Google on Saturday challenged searchers to a puzzle in homage to what would have been Alan Turing's 100th birthday.

Turing, a brilliant British mathematician and codebreaker, worked for the British government during World War II. His work cracking German code and improving technologies used to do so earned him an Order of the British Empire after the war. According to the New York Times, Turing's contribution "changed the outcome of the war because it gave the Allies an ear into German planning."

Among his many accomplishments after the war, Turing in 1936 laid the groundwork for modern computing when he presented algorithms, rules for solving mathematic calculations, along with a hypothetical "Turing machine" that could read these rules.

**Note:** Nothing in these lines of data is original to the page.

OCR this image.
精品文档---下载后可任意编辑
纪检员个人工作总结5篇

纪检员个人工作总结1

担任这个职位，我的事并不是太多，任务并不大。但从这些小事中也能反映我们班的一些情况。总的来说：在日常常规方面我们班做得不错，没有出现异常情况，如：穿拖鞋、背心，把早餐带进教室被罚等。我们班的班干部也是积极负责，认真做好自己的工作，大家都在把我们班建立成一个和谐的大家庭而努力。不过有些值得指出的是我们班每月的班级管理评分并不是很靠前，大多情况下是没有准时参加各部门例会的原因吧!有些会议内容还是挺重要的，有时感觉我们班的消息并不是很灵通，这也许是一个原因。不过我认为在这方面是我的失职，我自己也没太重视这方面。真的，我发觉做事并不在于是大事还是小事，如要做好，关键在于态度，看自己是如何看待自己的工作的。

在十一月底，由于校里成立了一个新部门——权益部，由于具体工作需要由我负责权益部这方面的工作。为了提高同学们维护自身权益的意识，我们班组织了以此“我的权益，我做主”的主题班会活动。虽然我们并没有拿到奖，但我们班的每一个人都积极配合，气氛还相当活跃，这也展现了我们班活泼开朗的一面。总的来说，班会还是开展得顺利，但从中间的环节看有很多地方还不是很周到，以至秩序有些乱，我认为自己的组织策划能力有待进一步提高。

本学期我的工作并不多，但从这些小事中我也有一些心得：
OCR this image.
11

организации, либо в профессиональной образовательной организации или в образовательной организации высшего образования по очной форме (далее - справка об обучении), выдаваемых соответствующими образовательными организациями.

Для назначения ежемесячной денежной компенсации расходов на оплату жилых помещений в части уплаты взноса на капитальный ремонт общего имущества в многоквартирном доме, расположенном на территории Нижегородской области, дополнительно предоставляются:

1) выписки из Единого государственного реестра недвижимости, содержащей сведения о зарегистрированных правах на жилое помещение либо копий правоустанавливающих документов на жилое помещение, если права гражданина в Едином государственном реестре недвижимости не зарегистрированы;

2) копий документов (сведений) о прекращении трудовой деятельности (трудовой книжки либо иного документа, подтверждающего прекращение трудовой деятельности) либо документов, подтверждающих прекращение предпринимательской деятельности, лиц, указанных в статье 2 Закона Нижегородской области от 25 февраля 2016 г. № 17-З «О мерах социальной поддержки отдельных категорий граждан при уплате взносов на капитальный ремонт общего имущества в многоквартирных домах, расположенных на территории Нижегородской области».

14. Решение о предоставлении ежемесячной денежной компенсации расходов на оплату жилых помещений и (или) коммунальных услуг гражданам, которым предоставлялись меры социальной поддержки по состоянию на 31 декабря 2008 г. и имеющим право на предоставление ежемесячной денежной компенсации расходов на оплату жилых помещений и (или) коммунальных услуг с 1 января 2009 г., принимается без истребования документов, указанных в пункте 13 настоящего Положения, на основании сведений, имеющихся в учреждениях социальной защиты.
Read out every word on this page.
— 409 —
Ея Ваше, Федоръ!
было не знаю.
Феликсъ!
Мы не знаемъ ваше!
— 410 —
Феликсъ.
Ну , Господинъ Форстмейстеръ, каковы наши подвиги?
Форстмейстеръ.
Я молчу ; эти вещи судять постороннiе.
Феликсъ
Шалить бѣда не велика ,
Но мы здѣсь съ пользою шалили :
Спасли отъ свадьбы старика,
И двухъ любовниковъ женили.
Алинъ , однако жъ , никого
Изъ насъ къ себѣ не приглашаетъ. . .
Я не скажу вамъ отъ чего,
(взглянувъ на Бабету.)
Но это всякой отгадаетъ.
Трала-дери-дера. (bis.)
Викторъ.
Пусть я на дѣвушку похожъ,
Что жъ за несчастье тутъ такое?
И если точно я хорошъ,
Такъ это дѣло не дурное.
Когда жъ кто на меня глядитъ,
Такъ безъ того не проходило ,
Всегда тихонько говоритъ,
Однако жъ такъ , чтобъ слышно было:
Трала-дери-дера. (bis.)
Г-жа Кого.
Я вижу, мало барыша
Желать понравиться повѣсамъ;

In the 1950s Turing developed a test to measure the intelligence of early computer systems and argued that machines can think. The Turing Test is an imitation game in which a human and a computer input binary data into a terminal, and a human judge determines which participant is man and which is machine.

Turing "provided the blueprint for building a machine that could do any computation that a person could, marking the first step towards the modern notion of a computer," according to a post on the Official Google Blog written by Andrew Eland, Google U.K.'s director of engineering.

Turing's life took a tragic turn in 1952, when the British government convicted him of indecency for acts of homosexuality. He ended his life in 1954 after undergoing chemical castration as an alternative to prison.

British Prime Minister Gordon Brown issued an apology in 2009. From Brown's statement, per CNET:

While Mr. Turing was dealt with under the law of the time and we can't put the clock back, his treatment was of course utterly unfair and I am pleased to have the chance to say how deeply sorry I and we all are for what happened to him.&

Google's home page doodle features a challenging game modeled after the Turing machine. The user must follow the device's instructions to spell out "Google" in binary. A helpful YouTube user has uploaded a couple instructional videos that walk you through the game's six easy levels (above) and the six hard levels (below). Can you solve them all?